Remove Emotions From The Shopping Process

Many people lock into auto loan agreements that do not reflect their best interests simply because their momentary elation at being approved clouds their better judgment.  It is important to remember that being approved for a poorly designed loan may actually be worse than receiving no loan at all.  When you eliminate your emotions from the shopping process, however, you can actually select a loan option that will ultimately improve your credit by supplying you with a truly feasible repayment plan and sufficient funds for securing a durable and reliable form of transportation.

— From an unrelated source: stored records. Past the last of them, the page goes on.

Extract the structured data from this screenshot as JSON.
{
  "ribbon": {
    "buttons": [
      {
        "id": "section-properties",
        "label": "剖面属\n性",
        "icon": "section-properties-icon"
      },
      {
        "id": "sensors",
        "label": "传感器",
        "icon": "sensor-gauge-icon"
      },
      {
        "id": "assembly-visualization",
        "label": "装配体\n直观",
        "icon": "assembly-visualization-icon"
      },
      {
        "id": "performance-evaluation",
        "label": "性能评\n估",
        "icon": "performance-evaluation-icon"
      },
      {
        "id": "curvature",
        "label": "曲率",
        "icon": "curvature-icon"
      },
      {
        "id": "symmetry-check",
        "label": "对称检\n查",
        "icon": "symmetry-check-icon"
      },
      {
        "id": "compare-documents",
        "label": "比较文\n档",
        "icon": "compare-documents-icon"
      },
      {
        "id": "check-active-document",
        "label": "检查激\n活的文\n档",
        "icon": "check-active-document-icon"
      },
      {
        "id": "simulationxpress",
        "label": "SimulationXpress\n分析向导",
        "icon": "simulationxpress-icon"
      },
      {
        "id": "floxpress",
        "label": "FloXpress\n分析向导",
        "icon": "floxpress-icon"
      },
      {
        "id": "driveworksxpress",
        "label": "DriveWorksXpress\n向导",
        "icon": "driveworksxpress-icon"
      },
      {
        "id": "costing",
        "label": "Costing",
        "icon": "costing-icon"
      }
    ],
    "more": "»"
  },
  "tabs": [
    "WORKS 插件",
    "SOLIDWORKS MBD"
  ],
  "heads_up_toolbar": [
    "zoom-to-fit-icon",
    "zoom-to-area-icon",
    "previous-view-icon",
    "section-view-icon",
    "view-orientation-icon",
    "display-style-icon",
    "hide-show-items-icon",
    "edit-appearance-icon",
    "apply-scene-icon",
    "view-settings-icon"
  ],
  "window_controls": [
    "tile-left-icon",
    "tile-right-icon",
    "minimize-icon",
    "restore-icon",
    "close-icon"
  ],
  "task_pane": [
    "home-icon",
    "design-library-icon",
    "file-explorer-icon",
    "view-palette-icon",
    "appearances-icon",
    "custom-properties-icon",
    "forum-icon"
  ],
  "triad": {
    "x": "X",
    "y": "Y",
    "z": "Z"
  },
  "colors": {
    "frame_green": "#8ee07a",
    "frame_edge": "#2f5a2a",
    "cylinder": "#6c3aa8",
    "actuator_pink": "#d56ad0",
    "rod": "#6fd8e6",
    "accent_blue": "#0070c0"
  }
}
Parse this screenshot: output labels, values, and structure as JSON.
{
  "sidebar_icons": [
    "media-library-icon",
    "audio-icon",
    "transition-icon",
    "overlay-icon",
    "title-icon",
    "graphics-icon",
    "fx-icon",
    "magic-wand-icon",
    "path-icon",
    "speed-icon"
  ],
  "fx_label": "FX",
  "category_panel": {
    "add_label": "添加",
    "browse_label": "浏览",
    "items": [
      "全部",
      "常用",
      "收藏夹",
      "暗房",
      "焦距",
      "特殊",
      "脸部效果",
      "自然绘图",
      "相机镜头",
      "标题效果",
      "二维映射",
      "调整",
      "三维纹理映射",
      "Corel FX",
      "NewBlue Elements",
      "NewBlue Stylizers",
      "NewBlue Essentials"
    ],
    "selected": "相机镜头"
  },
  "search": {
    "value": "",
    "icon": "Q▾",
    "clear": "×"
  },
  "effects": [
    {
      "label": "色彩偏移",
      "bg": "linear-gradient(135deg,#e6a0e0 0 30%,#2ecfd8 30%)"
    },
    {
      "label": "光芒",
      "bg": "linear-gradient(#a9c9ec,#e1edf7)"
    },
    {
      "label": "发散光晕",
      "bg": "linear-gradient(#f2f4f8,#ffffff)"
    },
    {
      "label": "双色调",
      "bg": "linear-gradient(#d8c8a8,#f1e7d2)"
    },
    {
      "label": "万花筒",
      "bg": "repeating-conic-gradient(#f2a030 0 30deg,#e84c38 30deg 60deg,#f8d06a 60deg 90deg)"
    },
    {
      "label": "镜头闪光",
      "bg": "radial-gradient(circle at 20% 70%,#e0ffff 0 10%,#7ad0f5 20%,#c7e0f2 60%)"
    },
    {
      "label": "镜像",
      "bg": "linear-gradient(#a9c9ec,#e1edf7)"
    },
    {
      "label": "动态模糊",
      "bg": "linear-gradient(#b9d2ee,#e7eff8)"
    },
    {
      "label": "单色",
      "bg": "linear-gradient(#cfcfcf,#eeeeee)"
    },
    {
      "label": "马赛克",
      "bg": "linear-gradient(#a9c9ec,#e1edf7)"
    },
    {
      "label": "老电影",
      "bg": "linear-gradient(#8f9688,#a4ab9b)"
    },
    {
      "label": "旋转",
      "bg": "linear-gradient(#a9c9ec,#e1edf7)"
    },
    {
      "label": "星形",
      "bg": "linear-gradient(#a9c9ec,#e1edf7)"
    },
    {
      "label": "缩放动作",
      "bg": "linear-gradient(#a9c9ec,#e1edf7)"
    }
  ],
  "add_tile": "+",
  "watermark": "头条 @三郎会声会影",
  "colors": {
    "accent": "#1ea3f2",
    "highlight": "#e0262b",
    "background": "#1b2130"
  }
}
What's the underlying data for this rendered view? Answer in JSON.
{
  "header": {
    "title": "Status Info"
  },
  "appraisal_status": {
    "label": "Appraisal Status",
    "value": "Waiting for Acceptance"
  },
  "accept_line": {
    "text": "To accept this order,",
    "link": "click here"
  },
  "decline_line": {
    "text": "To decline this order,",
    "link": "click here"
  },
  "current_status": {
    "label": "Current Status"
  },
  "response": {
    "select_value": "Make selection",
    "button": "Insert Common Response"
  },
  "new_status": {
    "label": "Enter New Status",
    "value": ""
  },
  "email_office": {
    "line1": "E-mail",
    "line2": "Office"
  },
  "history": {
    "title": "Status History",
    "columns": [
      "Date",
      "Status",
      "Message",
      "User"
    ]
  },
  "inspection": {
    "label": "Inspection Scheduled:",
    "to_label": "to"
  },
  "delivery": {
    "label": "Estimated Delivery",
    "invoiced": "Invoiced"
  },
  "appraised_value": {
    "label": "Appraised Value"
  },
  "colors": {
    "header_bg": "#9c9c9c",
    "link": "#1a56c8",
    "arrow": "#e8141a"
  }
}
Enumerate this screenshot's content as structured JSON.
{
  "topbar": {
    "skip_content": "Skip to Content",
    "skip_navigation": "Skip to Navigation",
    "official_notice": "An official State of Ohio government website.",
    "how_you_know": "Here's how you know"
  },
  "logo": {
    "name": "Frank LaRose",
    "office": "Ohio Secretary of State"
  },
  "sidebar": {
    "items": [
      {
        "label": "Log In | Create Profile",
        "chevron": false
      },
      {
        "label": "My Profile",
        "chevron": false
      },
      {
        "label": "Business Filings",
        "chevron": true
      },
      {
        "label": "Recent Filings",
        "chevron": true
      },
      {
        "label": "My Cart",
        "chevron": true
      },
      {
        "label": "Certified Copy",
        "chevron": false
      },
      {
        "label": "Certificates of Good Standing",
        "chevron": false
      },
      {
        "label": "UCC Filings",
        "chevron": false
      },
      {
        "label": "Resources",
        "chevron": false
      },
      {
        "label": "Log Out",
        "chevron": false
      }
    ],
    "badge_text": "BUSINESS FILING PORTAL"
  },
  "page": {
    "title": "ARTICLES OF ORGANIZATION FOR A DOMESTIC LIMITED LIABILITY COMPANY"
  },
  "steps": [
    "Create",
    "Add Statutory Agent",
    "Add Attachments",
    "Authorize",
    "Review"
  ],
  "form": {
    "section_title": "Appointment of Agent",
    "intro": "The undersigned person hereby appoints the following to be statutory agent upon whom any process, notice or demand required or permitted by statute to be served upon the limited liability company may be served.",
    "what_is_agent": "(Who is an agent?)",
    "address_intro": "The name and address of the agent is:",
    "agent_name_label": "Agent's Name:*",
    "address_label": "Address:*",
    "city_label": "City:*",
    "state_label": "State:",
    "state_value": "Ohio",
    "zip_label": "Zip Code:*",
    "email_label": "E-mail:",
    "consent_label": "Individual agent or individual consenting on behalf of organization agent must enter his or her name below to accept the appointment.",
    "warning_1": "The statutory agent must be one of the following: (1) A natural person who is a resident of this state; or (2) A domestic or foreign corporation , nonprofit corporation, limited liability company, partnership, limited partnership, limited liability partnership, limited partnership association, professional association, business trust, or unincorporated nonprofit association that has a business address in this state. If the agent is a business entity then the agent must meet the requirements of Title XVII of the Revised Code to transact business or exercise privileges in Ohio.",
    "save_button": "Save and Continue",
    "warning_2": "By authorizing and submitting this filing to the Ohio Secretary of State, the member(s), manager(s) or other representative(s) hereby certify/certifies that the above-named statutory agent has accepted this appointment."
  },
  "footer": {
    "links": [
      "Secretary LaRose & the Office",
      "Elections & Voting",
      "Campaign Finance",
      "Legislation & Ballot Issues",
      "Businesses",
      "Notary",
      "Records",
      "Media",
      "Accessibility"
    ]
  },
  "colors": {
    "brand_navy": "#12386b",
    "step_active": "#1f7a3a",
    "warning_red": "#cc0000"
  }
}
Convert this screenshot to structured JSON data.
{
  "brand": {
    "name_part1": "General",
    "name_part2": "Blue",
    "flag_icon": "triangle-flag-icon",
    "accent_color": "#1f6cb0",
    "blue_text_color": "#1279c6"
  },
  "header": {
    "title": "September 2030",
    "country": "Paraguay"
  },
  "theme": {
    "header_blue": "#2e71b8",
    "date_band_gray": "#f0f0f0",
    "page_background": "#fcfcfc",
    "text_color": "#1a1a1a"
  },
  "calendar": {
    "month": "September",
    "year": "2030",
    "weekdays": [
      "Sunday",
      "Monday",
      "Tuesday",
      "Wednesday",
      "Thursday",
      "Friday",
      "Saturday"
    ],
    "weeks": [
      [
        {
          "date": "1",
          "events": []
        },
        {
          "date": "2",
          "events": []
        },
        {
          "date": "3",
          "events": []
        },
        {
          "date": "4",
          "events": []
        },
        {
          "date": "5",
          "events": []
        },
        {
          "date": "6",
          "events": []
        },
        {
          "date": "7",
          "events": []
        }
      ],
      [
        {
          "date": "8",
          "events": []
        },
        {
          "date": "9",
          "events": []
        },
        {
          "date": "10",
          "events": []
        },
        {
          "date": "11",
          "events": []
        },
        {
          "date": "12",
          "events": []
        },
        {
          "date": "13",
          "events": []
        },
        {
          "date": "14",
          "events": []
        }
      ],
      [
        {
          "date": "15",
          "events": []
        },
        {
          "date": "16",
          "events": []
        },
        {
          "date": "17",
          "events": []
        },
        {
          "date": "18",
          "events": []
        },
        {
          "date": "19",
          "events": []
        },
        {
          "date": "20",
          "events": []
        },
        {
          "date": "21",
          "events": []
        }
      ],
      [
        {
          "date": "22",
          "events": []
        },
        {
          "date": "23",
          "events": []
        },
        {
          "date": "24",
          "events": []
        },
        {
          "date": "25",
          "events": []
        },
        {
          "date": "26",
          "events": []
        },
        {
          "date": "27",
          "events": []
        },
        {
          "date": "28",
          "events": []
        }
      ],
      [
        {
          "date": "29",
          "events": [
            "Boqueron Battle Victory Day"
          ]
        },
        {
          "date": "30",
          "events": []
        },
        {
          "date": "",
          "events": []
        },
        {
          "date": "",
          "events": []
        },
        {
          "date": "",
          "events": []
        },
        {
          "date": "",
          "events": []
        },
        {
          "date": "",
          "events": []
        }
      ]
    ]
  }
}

Perform A Quick Clean-Up Of Your Credit Report

You may not have the money to pay down all of your debt right now but you can still make significant improvements to your credit report.  People who maintain low credit scores rarely take the time to review their reports thoroughly.  Some of the dings that are present on these reports may actually be due to reporting errors such as charges that have been misreported, duplicate recordings and failures to update accounts that have been paid in full.  Simply taking the time to review your three credit reports will allow you to identify any charges that can be cleared up by making phone calls or sending letters.  In this fashion, you have the ability to give your credit score a significant boost in a relatively short period of time and without having to spend any money. You can get a free credit report once an year, but you may need to pay to see your credit scores.

Start Searching For Auto Loans Online

The best place to get started on your journey to find financing for your automobile purchase is the internet.  You can access a range of different offers that are provided by both local lenders and lenders in other areas.  There are additionally, many different sites that will allow you to make side by side comparisons of different offers.  These sites help people to secure loans for bad credit consumers that do not have high interest rates, pre-payment penalties and other negative features that serve to drive their value down.  It is important that consumers make careful considerations of both loan costs and loan features in order to find the best deals.

Appeal To Local Dealerships For In-House Funding

There are numerous funding opportunities that fall outside of more conventional loan offers.  Automobile shoppers can often use these to secure the vehicles that they want and need, however, these funding options are very rarely effective for rebuilding good credit.  One such opportunity, auto loans that come directly from dealerships, are often made available to consumers with poor credit scores, but with sufficient income for justifying the purchase.  Smaller dealerships that really want to sell cars will often offer in-house financing to these consumers.  This is commonly offered based upon the applicant’s current income, rather than his or her credit score.  These loans are, more often than not, smaller than the loan amounts of more conventional auto loans, however, they are generally also far more flexible in nature and easier to repay.